A part of myself that needs love hasn’t been loved. I do not love the achiever perfectionist part of myself, clinging to safety and stifling authenticity.
When I write, I write for fun, freedom, and life. Then, the idea of publication catapults me into the familiar squeezing achiever who tells me it must be just right, perfect before putting it out into the world. I begin to spiral–rework, rework, rework.
Can I love that part of myself?
I find it in my chest. A small, dark snake wrapped around a slick metal dowel. Squeezing tight. Protective and protecting.

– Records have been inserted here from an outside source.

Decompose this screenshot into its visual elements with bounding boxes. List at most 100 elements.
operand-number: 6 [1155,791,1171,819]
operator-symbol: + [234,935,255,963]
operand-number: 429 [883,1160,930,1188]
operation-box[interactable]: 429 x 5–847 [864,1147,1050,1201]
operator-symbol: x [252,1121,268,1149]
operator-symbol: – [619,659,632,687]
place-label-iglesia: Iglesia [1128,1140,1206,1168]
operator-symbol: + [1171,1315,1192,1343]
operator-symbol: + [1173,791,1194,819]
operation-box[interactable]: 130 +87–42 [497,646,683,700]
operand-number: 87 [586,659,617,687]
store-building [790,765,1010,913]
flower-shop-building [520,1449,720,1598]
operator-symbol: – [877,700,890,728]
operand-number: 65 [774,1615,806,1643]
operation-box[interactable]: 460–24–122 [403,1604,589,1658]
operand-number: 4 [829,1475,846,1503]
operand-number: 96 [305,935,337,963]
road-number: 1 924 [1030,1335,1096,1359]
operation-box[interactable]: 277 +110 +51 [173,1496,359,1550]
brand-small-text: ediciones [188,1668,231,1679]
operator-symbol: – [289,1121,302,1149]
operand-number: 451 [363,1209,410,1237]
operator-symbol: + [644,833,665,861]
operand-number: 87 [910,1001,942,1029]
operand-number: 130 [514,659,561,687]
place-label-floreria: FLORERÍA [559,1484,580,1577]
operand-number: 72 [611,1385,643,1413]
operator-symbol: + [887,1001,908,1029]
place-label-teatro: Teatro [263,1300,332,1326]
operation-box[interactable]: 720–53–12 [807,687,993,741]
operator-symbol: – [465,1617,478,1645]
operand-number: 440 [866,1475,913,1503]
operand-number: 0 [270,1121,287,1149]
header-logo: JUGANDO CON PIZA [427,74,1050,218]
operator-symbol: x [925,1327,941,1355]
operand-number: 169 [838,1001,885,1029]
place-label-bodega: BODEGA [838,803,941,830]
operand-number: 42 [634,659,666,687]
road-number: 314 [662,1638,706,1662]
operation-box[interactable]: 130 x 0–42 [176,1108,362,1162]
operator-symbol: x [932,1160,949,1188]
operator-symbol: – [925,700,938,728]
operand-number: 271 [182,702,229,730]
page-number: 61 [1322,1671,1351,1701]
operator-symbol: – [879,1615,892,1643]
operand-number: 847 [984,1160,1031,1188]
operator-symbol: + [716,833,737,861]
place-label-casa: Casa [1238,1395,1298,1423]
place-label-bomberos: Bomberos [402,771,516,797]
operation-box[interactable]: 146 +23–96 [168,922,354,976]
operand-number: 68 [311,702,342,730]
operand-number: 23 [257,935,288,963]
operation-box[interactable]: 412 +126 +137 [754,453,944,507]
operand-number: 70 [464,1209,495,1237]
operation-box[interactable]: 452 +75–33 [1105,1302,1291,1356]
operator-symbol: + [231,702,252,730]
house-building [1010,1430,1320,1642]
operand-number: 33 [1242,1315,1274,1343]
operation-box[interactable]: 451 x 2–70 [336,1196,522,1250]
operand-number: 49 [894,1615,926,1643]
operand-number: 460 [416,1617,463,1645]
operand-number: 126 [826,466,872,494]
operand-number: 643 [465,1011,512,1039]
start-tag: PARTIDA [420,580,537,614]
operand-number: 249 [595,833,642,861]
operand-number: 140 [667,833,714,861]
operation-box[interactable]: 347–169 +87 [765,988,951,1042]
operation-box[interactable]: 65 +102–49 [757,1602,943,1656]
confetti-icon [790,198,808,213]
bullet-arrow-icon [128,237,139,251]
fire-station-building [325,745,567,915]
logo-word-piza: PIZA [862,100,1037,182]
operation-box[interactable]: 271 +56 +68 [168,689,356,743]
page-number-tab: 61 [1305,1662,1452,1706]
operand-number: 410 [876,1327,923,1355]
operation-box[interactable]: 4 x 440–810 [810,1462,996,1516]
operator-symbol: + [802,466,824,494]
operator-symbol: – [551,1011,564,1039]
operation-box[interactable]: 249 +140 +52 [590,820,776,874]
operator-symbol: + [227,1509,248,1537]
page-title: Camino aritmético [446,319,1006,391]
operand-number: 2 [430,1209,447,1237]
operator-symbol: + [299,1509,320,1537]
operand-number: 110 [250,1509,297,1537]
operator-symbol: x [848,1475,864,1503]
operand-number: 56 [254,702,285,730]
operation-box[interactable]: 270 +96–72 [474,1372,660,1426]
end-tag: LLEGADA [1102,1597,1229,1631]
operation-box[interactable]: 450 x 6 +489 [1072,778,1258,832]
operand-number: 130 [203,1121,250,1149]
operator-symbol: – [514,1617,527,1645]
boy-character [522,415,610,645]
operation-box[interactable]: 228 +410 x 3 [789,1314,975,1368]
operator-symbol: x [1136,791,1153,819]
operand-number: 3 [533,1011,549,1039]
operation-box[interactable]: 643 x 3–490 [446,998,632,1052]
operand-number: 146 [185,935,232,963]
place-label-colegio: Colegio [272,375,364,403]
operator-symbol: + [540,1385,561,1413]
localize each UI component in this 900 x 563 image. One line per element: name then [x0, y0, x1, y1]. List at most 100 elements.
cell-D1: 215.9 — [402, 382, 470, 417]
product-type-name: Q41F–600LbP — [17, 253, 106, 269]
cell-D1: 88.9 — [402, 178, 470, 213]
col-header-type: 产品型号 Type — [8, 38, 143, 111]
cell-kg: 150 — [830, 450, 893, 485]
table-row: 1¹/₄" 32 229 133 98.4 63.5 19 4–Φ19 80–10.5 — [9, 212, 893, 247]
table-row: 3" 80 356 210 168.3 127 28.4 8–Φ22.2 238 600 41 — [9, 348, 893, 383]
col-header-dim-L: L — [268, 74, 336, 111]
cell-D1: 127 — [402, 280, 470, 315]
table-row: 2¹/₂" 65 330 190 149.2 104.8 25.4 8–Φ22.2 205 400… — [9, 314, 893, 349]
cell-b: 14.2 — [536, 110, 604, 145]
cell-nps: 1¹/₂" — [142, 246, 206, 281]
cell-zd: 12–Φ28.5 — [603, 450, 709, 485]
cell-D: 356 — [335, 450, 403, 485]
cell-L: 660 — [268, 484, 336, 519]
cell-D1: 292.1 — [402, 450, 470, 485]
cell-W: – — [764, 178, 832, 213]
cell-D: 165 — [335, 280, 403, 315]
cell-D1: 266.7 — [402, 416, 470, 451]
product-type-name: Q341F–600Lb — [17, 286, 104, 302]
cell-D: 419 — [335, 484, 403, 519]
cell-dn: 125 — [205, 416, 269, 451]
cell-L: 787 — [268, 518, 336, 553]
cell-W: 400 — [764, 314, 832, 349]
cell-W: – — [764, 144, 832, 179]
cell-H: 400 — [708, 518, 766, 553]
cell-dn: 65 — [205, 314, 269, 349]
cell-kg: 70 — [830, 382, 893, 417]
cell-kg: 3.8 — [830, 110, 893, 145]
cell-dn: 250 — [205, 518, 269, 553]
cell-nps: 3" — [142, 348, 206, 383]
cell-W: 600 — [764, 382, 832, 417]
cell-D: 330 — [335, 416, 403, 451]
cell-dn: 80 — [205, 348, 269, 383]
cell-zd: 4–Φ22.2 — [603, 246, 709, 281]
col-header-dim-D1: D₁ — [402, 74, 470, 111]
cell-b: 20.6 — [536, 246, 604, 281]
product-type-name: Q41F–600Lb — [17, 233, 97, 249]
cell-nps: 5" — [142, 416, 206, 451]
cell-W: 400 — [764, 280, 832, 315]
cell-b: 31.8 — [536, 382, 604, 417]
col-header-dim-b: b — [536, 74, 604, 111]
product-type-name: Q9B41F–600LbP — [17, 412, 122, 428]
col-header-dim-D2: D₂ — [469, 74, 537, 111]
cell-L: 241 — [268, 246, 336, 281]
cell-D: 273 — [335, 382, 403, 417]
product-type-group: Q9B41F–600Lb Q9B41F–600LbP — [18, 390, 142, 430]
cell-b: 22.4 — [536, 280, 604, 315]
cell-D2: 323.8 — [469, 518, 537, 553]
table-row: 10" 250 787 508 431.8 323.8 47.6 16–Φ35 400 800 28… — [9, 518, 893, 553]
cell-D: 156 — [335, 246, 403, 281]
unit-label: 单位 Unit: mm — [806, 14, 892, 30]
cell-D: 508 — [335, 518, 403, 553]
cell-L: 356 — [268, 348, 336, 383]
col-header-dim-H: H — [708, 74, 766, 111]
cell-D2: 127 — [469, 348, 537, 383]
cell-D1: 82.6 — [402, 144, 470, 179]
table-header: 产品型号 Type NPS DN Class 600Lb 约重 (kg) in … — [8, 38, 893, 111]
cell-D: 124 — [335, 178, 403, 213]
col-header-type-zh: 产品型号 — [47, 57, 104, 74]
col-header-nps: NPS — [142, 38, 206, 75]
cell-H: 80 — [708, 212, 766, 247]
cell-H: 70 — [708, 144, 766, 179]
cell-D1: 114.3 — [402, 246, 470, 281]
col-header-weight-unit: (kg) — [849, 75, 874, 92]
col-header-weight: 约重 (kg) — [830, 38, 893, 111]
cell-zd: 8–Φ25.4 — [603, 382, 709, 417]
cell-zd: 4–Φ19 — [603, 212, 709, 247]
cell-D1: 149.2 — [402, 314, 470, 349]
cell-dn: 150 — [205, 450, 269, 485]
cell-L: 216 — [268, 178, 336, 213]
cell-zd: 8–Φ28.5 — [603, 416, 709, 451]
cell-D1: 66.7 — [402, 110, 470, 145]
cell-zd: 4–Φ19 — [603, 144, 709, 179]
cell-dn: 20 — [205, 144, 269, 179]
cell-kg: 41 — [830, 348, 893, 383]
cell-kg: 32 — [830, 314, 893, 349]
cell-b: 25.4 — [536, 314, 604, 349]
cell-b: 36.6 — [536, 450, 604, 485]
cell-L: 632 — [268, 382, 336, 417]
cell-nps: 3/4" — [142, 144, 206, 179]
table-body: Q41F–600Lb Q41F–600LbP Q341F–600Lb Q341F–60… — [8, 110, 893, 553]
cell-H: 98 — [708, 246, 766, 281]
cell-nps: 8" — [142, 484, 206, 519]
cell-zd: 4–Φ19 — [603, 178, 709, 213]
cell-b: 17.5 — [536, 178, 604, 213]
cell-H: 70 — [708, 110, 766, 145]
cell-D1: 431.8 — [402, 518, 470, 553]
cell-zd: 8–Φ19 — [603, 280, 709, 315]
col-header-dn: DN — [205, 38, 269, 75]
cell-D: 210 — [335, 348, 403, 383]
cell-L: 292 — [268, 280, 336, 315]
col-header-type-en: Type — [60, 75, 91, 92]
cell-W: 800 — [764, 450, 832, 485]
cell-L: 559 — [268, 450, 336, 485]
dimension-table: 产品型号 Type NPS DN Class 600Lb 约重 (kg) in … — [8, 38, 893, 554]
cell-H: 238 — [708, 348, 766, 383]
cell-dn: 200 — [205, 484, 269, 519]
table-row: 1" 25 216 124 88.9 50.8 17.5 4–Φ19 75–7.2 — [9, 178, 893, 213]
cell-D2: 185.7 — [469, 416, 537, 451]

Thank you for protecting me.
And yet, I’m annoyed. Your protection is stifling. It throws me off balance, squeezes my words, tries to force them into unfamiliar boxes. Your well-intentioned but misguided love smothers me.
How to love the over-achiever part of myself? The not-enough, needs-more-work part that imagines an editor reading over my shoulder as I type, summarily rejecting every word.
I’ve no question of myself as a writer. That’s not it. Stories course through my body as words flow onto the page. I can’t not write. I feel less an imposter than ever.
Except when I begin to rework. I break it all apart in in the hopes that maybe my words will eventually catch someone’s attention. My greatest fear: I bear my soul in a way inarticulable to anyone else. In reworking, I squeeze and squeeze and squeeze the life out of a piece until it’s unrecognizable to me but works for the imagined everyone else.
I feel the stakes on my shoulders. If the powers-that-be don’t understand, then my words, the beautiful light I’ve discovered, won’t reach the few who need them. How to reach those kindred souls, the ones who yearn for my words but have no path to find them? I write for them. I revise for them.
Except that I don’t. I revise for editors, those gatekeepers of the microphone who judge my worthiness to be on the stage. Do I go around them or appease them?
Maybe I try not to please but simply to show myself as I am. Can I do that? Can I love the part of myself that wants to appease and then gently set it aside so I can do the work of getting my completely ordinary, beautifully imperfect self onto the page?
To be seen is to be judged. To be perfect is to avoid judgment. Perfection equals invisibility.
That’s my old self talking, the one I’m trying to rewrite. I no longer want to be invisible. I want to fill this chasm with beautiful, unflinching uniqueness. I want to be free.
I reach my hand toward the snake, keeping my distance and letting it come to me.
“Don’t be afraid,” I tell it. “I’m here. What do you need?”
Safety. The word rises from the depths of my gut.
“I am safe,” I tell it.
The snake hovers its head away from the rod, testing me. I keep my hand steady. It finds its way up the inside of my forearm, stopping just before my elbow. Most of its body still clings tight to the rod. I remain still.
Eventually, the snake returns to the rod and continues to grip, though less fiercely than before. Progress.
Tomorrow, we’ll try again, another step on the long journey toward letting go.